We, women, tend to shy away from taking our rightful amount of space. Whereas men more frequently take extra space by manspreading.
Do you tend to assume submissive body positions? Are your shoulders back, chest up, and head held high? Or do you find your shoulders slumped, your head tilted downward, and your legs crossed?
Observe people who seem to have more forceful or influential personalities. Observe leaders whom you know such as coaches, teachers, and bosses. If you can think of one or more of these who embodies the role of the strong leader, start paying attention to how they stand, move, and command the space that their body occupies.
People who are generally confident leaders will be more free and take up more physical space with their bodies. They stand up taller, assume a wider leg stance, walk with free and easy mobility of arms and legs, feel confident in reaching out and touching others in conversation, do not hesitate to make affectionate gestures, and may display lively and animated movements when speaking, and conveying thoughts to others.
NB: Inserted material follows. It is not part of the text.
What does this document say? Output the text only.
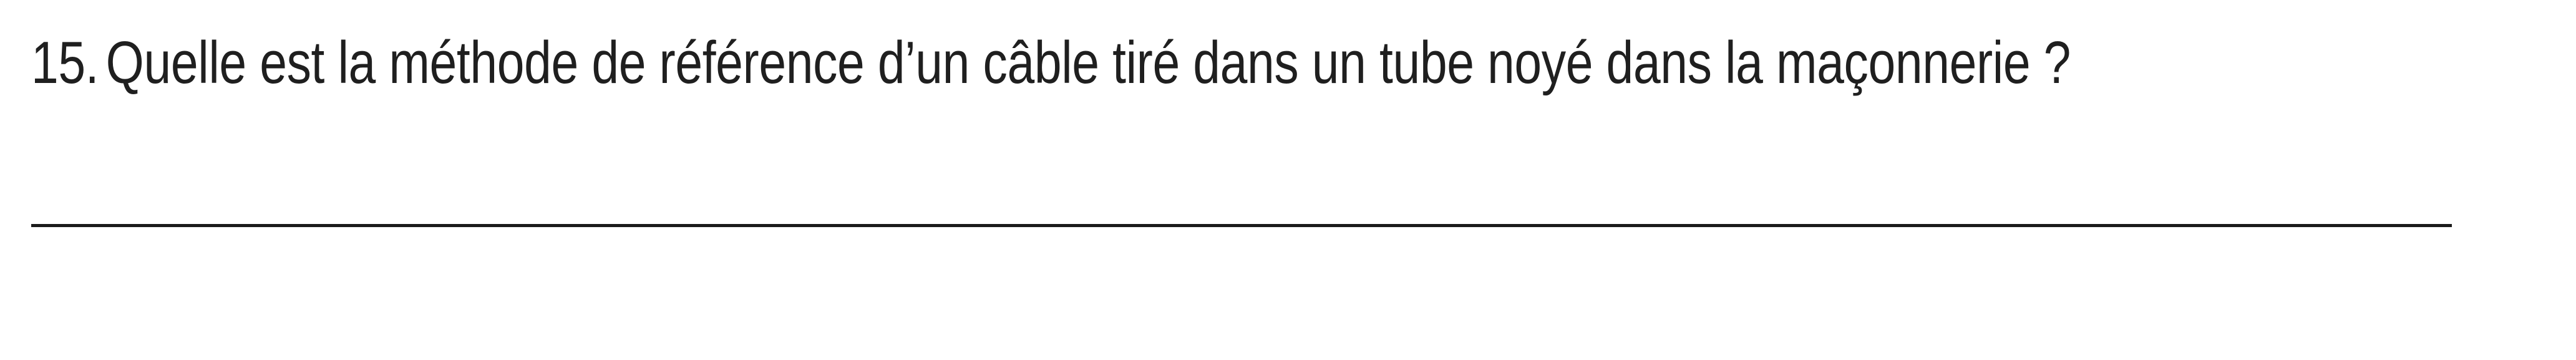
15. Quelle est la méthode de référence d’un câble tiré dans un tube noyé dans la maçonnerie ?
Also, consider aggressive body language. You do not have to become an aggressive person. But the simple observation of how people change their body language when trying to assume dominance over others can help you recognize the importance of defending your own physical space.
Establishing stronger physical boundaries means assuming a confident posture, believing that you too deserve your own space in this world, being prepared to defend your space, and feeling comfortable and at ease in your own protective, invisible bubble.
Practice getting better at defending your physical boundaries. Notice your posture when standing in line out in public. What can you do to take up more physical space?
Notice your stance when out and about walking around. What does your posture communicate to others about your right to take up space in this world? What can you do to emphasize your presence in a positive, physical way?
How does your increasingly positive self-image affect how you use body language to approach others in a spirit of friendliness, warmth, and affection?